Suspense brasileiro patina quando
tenta passar mensagem e fica panfletário.
Virtuosas conta a história de uma influenciadora que leva seguidoras para uma mentoria especial em seu retiro, no qual muitas coisas parecem fugir de controle. Dentre as seguidoras há uma esposa de um deputado e seu filho, que poderão ter uma grande influencia nos rumos do retiro.
A influenciadora Virgínia (Bruna
Linzmeyer), um nome pra lá de sugestivo, traz consigo muito do que é tido
como a cultura das tradwifes, mulheres que buscam resgatar tradições familiares
e declaram que são submissas aos maridos.
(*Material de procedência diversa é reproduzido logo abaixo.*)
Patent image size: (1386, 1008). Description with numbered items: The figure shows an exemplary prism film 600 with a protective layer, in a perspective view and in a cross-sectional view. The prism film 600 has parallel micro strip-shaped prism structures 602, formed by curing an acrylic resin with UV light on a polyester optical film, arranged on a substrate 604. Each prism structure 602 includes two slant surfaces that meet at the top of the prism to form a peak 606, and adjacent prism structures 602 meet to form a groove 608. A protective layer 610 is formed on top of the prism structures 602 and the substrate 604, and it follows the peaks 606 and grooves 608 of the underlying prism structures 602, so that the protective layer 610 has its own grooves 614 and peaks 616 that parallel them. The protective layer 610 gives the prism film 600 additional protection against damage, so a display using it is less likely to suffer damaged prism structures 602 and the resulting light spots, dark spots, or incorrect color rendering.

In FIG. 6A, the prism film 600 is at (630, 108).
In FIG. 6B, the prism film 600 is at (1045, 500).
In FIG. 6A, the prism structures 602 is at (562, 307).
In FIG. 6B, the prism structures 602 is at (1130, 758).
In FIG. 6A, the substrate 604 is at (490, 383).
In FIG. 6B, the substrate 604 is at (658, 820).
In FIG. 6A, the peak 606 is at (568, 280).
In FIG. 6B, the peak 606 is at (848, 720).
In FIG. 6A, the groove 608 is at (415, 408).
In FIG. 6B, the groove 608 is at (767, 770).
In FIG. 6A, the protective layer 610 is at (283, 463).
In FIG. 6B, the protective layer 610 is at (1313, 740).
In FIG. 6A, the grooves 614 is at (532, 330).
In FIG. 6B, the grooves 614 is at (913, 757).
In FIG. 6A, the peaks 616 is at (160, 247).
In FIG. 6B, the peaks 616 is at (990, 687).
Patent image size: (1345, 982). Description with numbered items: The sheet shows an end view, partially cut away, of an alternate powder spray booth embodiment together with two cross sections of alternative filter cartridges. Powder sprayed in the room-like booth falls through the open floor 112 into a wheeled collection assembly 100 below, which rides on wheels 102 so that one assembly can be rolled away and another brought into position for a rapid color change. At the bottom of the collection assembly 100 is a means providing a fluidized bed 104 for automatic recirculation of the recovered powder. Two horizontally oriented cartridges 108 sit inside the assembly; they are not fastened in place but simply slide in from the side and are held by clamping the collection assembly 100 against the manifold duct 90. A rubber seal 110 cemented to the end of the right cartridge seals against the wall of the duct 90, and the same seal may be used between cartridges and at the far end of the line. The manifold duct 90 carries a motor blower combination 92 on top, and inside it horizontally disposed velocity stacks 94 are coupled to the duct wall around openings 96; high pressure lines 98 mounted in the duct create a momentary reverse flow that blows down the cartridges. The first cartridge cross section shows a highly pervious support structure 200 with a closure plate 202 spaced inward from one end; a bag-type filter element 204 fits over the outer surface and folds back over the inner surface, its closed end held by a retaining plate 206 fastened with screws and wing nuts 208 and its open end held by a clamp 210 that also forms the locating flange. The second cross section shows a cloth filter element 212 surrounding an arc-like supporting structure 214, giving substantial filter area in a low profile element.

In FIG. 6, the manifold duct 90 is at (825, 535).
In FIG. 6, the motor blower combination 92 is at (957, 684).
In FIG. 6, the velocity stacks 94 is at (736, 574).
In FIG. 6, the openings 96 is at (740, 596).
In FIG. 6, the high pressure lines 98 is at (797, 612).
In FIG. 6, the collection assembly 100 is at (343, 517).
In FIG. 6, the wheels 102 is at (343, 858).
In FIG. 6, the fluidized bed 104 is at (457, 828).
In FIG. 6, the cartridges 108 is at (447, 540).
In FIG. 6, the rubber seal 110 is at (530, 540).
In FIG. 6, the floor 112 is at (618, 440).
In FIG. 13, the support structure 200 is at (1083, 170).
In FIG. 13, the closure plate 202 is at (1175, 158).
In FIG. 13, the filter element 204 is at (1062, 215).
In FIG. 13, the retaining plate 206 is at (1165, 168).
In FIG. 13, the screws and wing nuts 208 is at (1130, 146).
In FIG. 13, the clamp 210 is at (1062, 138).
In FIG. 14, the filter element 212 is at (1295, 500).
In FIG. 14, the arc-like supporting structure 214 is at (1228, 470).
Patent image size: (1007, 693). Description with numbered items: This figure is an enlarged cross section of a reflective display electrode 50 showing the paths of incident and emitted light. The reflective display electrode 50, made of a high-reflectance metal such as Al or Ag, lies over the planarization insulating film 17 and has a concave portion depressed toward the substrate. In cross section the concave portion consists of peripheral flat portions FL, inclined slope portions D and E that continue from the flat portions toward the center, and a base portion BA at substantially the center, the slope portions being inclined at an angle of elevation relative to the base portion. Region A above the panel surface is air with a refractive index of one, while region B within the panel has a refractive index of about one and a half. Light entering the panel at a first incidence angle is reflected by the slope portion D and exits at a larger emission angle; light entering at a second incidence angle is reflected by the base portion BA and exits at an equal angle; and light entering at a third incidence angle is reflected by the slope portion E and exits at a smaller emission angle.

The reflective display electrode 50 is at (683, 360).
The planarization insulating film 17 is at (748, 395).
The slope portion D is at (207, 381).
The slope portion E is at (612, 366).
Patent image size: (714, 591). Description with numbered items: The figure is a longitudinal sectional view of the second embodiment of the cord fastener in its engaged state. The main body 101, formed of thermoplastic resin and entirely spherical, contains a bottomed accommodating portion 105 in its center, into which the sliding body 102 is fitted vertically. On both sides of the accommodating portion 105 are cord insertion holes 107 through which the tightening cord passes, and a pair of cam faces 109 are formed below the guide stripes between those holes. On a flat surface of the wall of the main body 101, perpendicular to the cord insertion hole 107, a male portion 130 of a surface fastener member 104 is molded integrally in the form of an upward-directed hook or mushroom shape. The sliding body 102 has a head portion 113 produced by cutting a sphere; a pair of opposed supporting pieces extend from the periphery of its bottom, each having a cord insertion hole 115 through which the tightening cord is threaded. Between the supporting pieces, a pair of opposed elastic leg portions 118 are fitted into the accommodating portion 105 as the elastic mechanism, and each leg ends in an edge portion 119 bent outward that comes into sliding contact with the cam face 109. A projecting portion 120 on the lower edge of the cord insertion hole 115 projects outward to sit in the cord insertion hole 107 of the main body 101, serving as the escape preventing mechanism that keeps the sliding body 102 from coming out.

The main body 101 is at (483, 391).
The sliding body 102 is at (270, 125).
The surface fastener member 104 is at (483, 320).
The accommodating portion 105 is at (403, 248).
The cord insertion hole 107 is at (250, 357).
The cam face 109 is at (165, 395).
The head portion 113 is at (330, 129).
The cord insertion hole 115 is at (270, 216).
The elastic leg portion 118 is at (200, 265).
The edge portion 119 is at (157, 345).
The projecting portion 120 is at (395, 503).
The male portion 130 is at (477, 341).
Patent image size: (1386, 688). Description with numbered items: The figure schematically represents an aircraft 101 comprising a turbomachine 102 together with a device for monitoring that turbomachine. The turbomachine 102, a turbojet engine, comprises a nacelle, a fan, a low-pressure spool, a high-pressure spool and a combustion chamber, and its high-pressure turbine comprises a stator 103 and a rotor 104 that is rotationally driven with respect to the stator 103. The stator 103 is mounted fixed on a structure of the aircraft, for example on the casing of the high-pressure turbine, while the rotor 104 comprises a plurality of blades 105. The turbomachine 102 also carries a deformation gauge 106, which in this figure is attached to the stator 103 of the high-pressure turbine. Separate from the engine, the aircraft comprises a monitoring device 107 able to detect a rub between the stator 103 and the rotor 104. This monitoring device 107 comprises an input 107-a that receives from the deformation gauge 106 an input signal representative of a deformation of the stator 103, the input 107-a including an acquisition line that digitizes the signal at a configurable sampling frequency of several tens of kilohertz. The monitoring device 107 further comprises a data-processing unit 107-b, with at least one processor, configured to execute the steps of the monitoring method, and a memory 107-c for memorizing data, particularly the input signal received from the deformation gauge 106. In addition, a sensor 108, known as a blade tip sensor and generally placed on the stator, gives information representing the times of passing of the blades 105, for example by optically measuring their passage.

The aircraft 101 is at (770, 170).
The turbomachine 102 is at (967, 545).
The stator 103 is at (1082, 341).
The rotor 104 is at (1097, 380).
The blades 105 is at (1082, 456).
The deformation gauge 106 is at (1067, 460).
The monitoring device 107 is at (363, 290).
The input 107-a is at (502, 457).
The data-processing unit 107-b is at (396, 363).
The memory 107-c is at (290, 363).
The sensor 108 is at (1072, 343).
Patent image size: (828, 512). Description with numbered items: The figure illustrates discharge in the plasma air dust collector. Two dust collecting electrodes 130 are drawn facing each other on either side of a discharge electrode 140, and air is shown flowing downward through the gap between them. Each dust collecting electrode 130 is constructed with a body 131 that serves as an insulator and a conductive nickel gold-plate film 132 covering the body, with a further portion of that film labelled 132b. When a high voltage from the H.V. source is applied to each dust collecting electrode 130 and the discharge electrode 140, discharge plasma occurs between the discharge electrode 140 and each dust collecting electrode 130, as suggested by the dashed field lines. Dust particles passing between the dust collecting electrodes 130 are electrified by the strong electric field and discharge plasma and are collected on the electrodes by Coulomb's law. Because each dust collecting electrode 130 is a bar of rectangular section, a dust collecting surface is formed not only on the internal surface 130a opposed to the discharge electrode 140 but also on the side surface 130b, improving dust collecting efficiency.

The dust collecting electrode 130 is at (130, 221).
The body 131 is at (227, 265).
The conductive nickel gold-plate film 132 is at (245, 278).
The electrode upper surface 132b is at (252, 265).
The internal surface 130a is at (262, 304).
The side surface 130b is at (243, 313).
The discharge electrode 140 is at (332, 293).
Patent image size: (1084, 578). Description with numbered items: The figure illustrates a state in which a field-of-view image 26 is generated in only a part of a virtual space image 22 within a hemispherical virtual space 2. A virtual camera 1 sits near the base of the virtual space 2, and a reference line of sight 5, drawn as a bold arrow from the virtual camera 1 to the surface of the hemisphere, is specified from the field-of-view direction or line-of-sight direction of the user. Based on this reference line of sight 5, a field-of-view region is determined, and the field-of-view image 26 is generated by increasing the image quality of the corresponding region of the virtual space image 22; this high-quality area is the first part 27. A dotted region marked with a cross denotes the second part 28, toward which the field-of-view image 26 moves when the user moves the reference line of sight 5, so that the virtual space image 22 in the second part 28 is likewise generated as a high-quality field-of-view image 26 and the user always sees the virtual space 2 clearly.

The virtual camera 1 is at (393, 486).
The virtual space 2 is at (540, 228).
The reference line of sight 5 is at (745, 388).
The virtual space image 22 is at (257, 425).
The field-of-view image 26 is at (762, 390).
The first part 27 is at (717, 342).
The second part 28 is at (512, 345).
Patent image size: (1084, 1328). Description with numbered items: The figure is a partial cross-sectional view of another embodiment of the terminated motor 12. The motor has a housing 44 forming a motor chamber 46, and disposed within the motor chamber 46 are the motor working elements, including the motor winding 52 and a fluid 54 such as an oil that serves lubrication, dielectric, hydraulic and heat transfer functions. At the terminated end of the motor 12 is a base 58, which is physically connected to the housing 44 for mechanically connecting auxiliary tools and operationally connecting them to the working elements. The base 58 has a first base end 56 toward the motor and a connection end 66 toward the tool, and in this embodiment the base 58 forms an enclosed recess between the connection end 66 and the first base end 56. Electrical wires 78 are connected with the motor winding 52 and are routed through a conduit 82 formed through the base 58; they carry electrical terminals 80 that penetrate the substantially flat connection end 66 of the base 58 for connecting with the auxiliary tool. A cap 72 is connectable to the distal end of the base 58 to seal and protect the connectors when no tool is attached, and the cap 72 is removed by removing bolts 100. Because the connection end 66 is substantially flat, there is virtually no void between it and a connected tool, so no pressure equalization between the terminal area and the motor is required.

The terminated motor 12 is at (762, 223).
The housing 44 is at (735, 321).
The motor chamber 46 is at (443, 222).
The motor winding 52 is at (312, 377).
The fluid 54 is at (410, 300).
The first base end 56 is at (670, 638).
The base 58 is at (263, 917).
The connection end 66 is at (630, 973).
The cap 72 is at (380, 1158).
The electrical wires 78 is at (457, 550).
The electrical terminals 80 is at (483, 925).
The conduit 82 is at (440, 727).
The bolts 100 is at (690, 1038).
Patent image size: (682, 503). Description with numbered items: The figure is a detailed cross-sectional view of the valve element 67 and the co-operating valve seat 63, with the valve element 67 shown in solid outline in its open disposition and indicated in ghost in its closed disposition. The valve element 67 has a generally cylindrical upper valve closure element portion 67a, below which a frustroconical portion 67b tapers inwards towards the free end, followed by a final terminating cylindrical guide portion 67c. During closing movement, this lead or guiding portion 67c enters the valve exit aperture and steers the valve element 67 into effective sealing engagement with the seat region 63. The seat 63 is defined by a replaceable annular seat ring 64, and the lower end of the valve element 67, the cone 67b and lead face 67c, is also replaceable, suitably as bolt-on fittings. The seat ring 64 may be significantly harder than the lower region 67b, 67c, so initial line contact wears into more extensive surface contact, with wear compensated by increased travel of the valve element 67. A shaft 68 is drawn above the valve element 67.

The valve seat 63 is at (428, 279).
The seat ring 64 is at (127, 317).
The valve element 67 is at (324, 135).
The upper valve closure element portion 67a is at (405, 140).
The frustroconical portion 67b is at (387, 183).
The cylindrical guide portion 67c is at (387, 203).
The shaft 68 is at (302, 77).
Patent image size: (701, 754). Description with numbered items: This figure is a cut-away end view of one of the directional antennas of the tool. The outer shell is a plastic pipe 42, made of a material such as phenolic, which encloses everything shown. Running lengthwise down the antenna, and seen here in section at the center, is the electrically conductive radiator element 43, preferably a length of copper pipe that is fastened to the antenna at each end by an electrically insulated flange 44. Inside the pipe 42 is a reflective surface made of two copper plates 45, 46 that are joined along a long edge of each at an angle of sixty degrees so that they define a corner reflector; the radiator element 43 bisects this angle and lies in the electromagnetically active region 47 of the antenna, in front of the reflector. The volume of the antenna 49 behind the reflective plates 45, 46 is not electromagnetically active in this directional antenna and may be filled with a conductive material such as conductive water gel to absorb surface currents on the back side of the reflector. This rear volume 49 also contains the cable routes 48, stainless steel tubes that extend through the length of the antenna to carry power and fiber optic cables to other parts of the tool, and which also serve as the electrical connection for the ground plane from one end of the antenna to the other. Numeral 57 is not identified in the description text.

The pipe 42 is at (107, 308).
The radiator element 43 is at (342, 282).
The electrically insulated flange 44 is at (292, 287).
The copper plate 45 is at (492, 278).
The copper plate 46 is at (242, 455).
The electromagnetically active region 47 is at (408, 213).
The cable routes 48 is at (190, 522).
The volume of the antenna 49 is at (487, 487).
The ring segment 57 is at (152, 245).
É Nesse cenário que Virtuosas
traz consigo uma crítica social escancarada em tela, colocando nas personagens
falas que já foram ditas recentemente por figuras públicas de muito alcance no
Brasil, mas ao mesmo tempo esse discurso esbarra em uma performance fora de tom
e que prejudica os rumos do filme.
Ao querer colocar todas as
características de uma extrema-direita nas personagens, o filme para de se concentrar
em uma história para virar um quase panfleto.
A narrativa flerta em vários
momentos com um clichê das mulheres religiosas e assustadoras, mas prefere não
ir fundo no horror, preferindo ficar em um ambiente de expor hipocrisias e
lavagem cerebral do que em um fator mais fantástico. Com isso, a história tende
a ser menos impactante e abrir poucos espaços para se destacar mais.
Mas nem tudo está perdido,
algumas situações se salvam e o final é surpreendente, até certo ponto, desde
que você não queira desvendar tudo logo de cara.